As discussed in previous posts, data refers to a collection of information. Whatever the purpose of this collection, in order to gain insight and work with this information, an adequate manner of displaying and comparing data is necessary in order to get full use out of it. Some thought needs to be put into how a system is designed for modelling data, the first step in database design and object orientated programming. Data Modelling is generally understood as having three stages of design: Conceptual, Logical and Physical. (“Data Modeling – Conceptual, Logical, And Physical Data Models”) Complexity increases with each stage of design. It should be highlighted that the structure of containing data is often purpose built. “The biggest challenge is correctly capturing the requirements on the data model. Often when the project starts, there are only vague requirements (if requirements at all), and the data model must represent these requirements completely and precisely. Therefore it is a very challenging task to go from ambiguity or vagueness to precision. ” (Hoberman)
Data modelling assumes the following in its design:
i) There can be numerous links between different data
ii) Categorization of data, separation and encapsulation is necessary for searchability – and a well built ontology allows you to get the most out of your data.
iii) Unique keys are used to identify parts of information, as access points linking data.
The Conceptual model highlights how the different bits of data relate to one another, specifying Entity Names and Relationships. The Logical model, is more specific and detailed – adding Attributes, Foreign Keys and Primary Keys. The physical model, must be implementable and applicable to the database of choice -specifying Column names and data types, tables names and Foreign and Primary keys. (“Data Modeling – Conceptual, Logical, And Physical Data Models”)
Within the Conceptual, Logical and Physical schemas there are numerous ways of modelling data, that can vary according to design depending on using the data for comparison and tracking correlations. Hoberman reminds us that methods of building and modelling this data can vary. “In some efforts, the database design is completed, and then the logical and conceptual are built for documentation and support purposes.” While familiarity with ones data set is needed for the purposes of interpretation, techniques of displaying data can be useful for particular purposes. Personally, I find visual data modelling techniques much easier to work with – particularly when comparing data. “The underlying benefit of creating a data model is that the data actually becomes understandable, as others can read it and learn about it. ” (Hoberman)
Different types of data modelling techniques which we should be familiar with include:
Spreadsheets for example can be used to model data, depending on the purpose this can be adequate as information can be grouped in rows and columns. The example is given of spreadsheets as data notation with financial business experts by Steve Hoberman. However, he also highlights the importance of definitions when modelling data – as every data set needs to be treated differently. The key understanding here is the elation between different types of data.

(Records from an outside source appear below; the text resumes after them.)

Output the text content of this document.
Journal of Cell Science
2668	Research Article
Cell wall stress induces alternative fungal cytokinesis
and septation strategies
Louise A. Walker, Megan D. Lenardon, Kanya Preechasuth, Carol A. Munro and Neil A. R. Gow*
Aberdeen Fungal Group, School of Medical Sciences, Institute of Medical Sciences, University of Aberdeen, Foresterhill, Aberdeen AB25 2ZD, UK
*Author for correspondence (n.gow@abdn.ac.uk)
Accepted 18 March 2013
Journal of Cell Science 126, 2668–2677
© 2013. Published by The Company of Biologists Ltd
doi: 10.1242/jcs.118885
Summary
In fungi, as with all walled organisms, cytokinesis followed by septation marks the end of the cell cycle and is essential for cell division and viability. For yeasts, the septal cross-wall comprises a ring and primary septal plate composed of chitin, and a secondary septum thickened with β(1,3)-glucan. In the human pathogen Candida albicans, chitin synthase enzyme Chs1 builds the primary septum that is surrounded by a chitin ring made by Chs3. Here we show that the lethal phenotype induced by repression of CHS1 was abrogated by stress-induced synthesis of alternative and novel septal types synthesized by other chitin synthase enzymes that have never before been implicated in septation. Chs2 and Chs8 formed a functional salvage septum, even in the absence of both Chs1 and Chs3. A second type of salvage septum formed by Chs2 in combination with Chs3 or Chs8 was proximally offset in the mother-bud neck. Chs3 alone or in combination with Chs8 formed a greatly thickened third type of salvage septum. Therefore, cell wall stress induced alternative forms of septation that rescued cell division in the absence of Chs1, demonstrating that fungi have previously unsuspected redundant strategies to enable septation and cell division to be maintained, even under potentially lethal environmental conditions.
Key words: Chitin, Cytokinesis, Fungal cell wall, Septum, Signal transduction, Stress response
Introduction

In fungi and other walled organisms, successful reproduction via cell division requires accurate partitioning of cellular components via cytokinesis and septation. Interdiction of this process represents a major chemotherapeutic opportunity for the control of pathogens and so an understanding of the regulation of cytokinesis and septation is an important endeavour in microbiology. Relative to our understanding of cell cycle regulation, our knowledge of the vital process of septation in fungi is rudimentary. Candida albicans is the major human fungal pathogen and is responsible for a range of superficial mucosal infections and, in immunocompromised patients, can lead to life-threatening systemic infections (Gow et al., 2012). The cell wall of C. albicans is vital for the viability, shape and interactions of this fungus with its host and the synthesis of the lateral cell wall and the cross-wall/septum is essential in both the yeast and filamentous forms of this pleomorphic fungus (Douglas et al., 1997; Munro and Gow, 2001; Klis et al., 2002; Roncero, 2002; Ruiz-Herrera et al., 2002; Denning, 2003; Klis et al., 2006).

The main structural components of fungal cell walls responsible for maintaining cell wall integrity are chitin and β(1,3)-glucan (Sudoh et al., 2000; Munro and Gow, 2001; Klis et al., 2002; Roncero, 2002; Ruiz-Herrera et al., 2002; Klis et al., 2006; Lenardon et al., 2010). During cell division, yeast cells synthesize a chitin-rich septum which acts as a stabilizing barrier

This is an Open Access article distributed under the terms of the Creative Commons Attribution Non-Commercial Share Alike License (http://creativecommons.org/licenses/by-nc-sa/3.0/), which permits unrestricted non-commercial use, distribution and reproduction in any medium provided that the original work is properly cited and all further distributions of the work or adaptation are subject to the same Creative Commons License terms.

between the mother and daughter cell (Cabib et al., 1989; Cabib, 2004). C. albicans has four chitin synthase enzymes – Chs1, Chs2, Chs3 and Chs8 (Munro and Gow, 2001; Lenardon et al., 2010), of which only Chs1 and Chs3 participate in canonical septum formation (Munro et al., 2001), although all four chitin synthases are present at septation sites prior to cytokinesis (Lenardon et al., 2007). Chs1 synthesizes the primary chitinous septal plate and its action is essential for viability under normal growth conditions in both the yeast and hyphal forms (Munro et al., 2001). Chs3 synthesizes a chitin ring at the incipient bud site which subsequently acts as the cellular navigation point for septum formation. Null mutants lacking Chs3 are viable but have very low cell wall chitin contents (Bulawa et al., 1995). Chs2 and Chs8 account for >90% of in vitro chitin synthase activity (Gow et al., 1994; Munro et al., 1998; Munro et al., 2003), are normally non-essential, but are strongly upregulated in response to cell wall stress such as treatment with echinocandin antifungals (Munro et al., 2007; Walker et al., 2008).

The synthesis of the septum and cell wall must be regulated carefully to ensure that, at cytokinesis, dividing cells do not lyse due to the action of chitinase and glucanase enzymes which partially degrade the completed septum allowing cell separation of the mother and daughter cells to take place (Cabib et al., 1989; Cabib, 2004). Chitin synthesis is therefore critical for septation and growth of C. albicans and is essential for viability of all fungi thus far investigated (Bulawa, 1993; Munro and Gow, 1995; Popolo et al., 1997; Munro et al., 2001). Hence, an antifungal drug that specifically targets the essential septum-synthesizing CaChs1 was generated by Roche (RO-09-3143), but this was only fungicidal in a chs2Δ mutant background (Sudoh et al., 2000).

Visual representation of data can be very useful, especially when looking for comparisons and correlations. Diagrams are very useful when trying to design the structure for holding your data – setting out links and structure. What is important too is query languages for databases, which can have ontologies assigned such as W3schools standards like RDF. There are numerous software programs that can be useful for Data Modelling from spreadsheets, to diagram drawing softwares for explaining the concept but these must be held on database platforms designed to support data models like MySQL which we’ve used in class
Hoberman, Steve. “Data modeling techniques explained: How to get the most from your data”. Date of Access: 11 May 2017.
“Data Modeling – Conceptual, Logical, And Physical Data Models” from Data Warehousing. Online. Date of Access: 11 May 2017.